In a fast-moving story, Tom Palmer has taken the bones of the experiences of Audrey Hepburn during her time in occupied Netherlands during the Second World War. Audrey or Edda as she was then known, as to have an English name in Nazi occupied territory would have marked her out immediately, began working delivering newsletters for the Resistance in 1943, graduating from washing bandages to be re-used in the hospital. The family lived in Velp, very near to Arnhem. An uncle had already been killed by the Nazis in reprisal, and one of her brothers was in hiding. After the failure of the airborne invasion by the British at Arnhem, life became very difficult particularly as any food the villagers had was given to the refugees from the fighting. Edda was called on to help an American airman who had been shot down. Then the Germans started sending any food there was sent back to Germany and in an episode not widely known, many Dutch people died from starvation. Edda herself was wasting away from malnutrition.
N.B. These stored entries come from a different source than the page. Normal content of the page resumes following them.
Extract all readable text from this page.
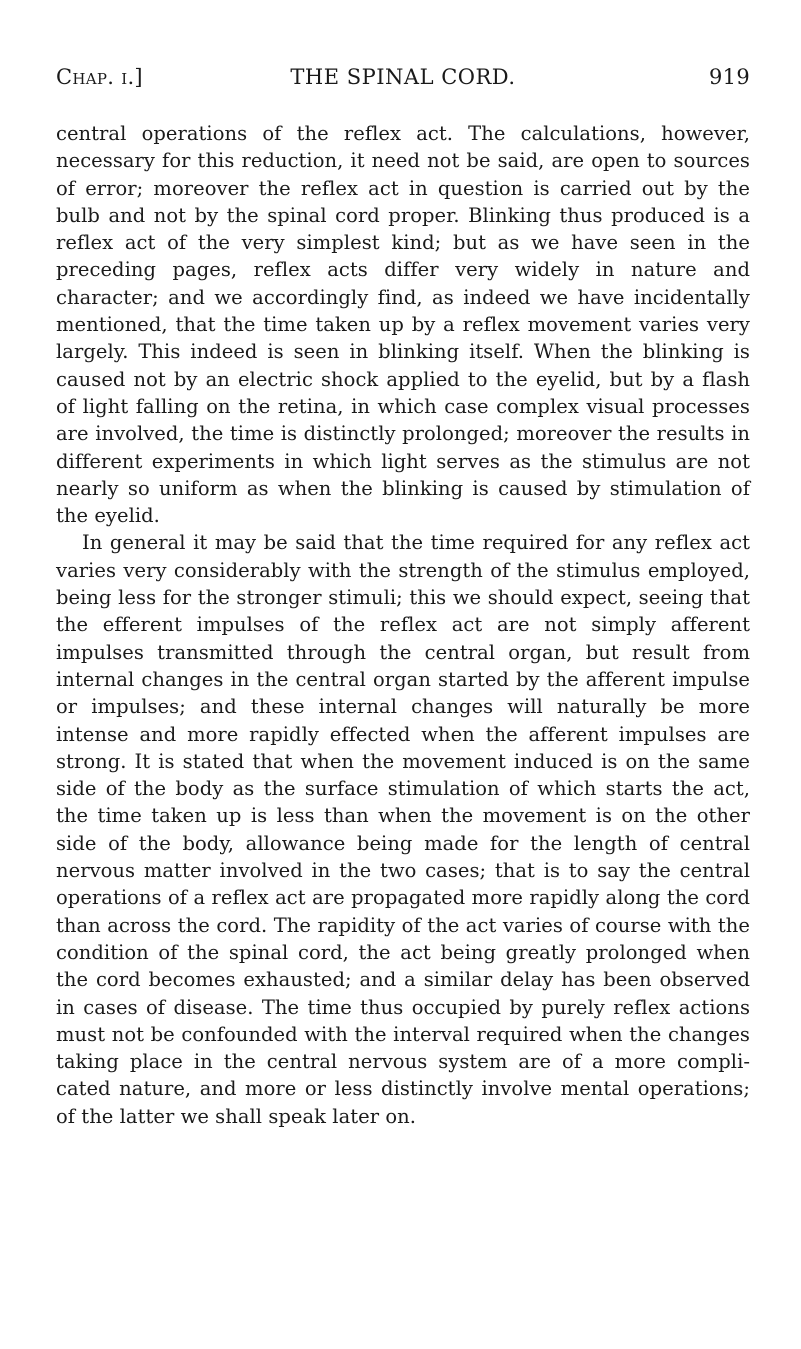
Chap. i.]	THE SPINAL CORD.	919

central operations of the reflex act. The calculations, however, necessary for this reduction, it need not be said, are open to sources of error; moreover the reflex act in question is carried out by the bulb and not by the spinal cord proper. Blinking thus produced is a reflex act of the very simplest kind; but as we have seen in the preceding pages, reflex acts differ very widely in nature and character; and we accordingly find, as indeed we have incidentally mentioned, that the time taken up by a reflex movement varies very largely. This indeed is seen in blinking itself. When the blinking is caused not by an electric shock applied to the eyelid, but by a flash of light falling on the retina, in which case complex visual processes are involved, the time is distinctly prolonged; moreover the results in different experiments in which light serves as the stimulus are not nearly so uniform as when the blinking is caused by stimulation of the eyelid.

In general it may be said that the time required for any reflex act varies very considerably with the strength of the stimulus employed, being less for the stronger stimuli; this we should expect, seeing that the efferent impulses of the reflex act are not simply afferent impulses transmitted through the central organ, but result from internal changes in the central organ started by the afferent impulse or impulses; and these internal changes will naturally be more intense and more rapidly effected when the afferent impulses are strong. It is stated that when the movement induced is on the same side of the body as the surface stimulation of which starts the act, the time taken up is less than when the movement is on the other side of the body, allowance being made for the length of central nervous matter involved in the two cases; that is to say the central operations of a reflex act are propagated more rapidly along the cord than across the cord. The rapidity of the act varies of course with the condition of the spinal cord, the act being greatly prolonged when the cord becomes exhausted; and a similar delay has been observed in cases of disease. The time thus occupied by purely reflex actions must not be confounded with the interval required when the changes taking place in the central nervous system are of a more compli-cated nature, and more or less distinctly involve mental operations; of the latter we shall speak later on.
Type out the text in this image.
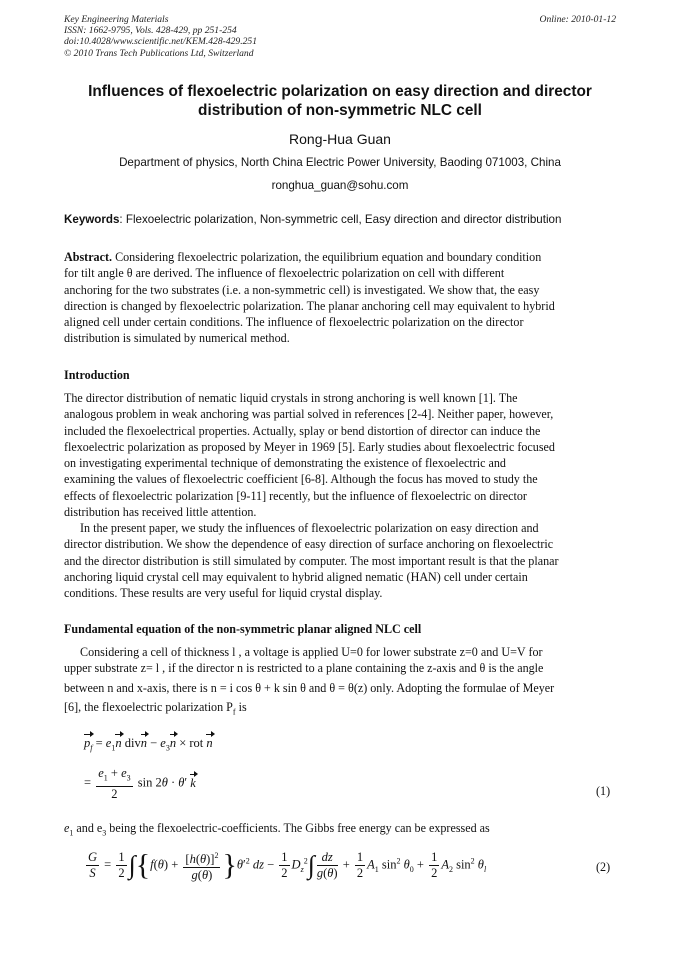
Key Engineering Materials
ISSN: 1662-9795, Vols. 428-429, pp 251-254
doi:10.4028/www.scientific.net/KEM.428-429.251
© 2010 Trans Tech Publications Ltd, Switzerland
Online: 2010-01-12
Influences of flexoelectric polarization on easy direction and director
distribution of non-symmetric NLC cell
Rong-Hua Guan
Department of physics, North China Electric Power University, Baoding 071003, China
ronghua_guan@sohu.com
Keywords: Flexoelectric polarization, Non-symmetric cell, Easy direction and director distribution
Abstract. Considering flexoelectric polarization, the equilibrium equation and boundary condition
for tilt angle θ are derived. The influence of flexoelectric polarization on cell with different
anchoring for the two substrates (i.e. a non-symmetric cell) is investigated. We show that, the easy
direction is changed by flexoelectric polarization. The planar anchoring cell may equivalent to hybrid
aligned cell under certain conditions. The influence of flexoelectric polarization on the director
distribution is simulated by numerical method.
Introduction
The director distribution of nematic liquid crystals in strong anchoring is well known [1]. The
analogous problem in weak anchoring was partial solved in references [2-4]. Neither paper, however,
included the flexoelectrical properties. Actually, splay or bend distortion of director can induce the
flexoelectric polarization as proposed by Meyer in 1969 [5]. Early studies about flexoelectric focused
on investigating experimental technique of demonstrating the existence of flexoelectric and
examining the values of flexoelectric coefficient [6-8]. Although the focus has moved to study the
effects of flexoelectric polarization [9-11] recently, but the influence of flexoelectric on director
distribution has received little attention.
In the present paper, we study the influences of flexoelectric polarization on easy direction and
director distribution. We show the dependence of easy direction of surface anchoring on flexoelectric
and the director distribution is still simulated by computer. The most important result is that the planar
anchoring liquid crystal cell may equivalent to hybrid aligned nematic (HAN) cell under certain
conditions. These results are very useful for liquid crystal display.
Fundamental equation of the non-symmetric planar aligned NLC cell
Considering a cell of thickness l , a voltage is applied U=0 for lower substrate z=0 and U=V for
upper substrate z= l , if the director n is restricted to a plane containing the z-axis and θ is the angle
between n and x-axis, there is n = i cos θ + k sin θ and θ = θ(z) only. Adopting the formulae of Meyer
[6], the flexoelectric polarization $P_f$ is
$p_f = e_1n$ divn − $e_3n$ × rot n
= $\frac{e_1 + e_3}{2}$ sin 2θ · θ′ k
(1)
$e_1$ and $e_3$ being the flexoelectric-coefficients. The Gibbs free energy can be expressed as
$\frac{G}{S} = \frac{1}{2} \int\{f(\theta) + \frac{[h(\theta)]^2}{g(\theta)} \}\theta'^2$ dz − $\frac{1}{2} D_z^2\int \frac{dz}{g(\theta)} + \frac{1}{2} A_1$ $\sin^2 \theta_0 + \frac{1}{2} A_2$ $\sin^2 \theta_l$	(2)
Although many young people now might not know who Audrey Hepburn was, for the purposes of this story it does not really matter, as the events are exciting in themselves and the atmosphere of occupation rings very true, particularly the growing hunger of the population. The danger that people who worked for the Resistance were in is clearly demonstrated, and also for young people who could be taken to work in German factories and possibly not return. The scene of the concert held in secret and silence is very dramatic, and the reader follows Edda’s growing malnutrition with alarm.
This is beautifully produced with Tom Clohosy-Cole’s illustrations running along the bottom edge of each page, matching the pace of the story. Tom Palmer has taken the focus away from the Resistance in France where many stories are set for this age group, and told of the courage of the Dutch, almost starved out of existence in this corner of the Netherlands.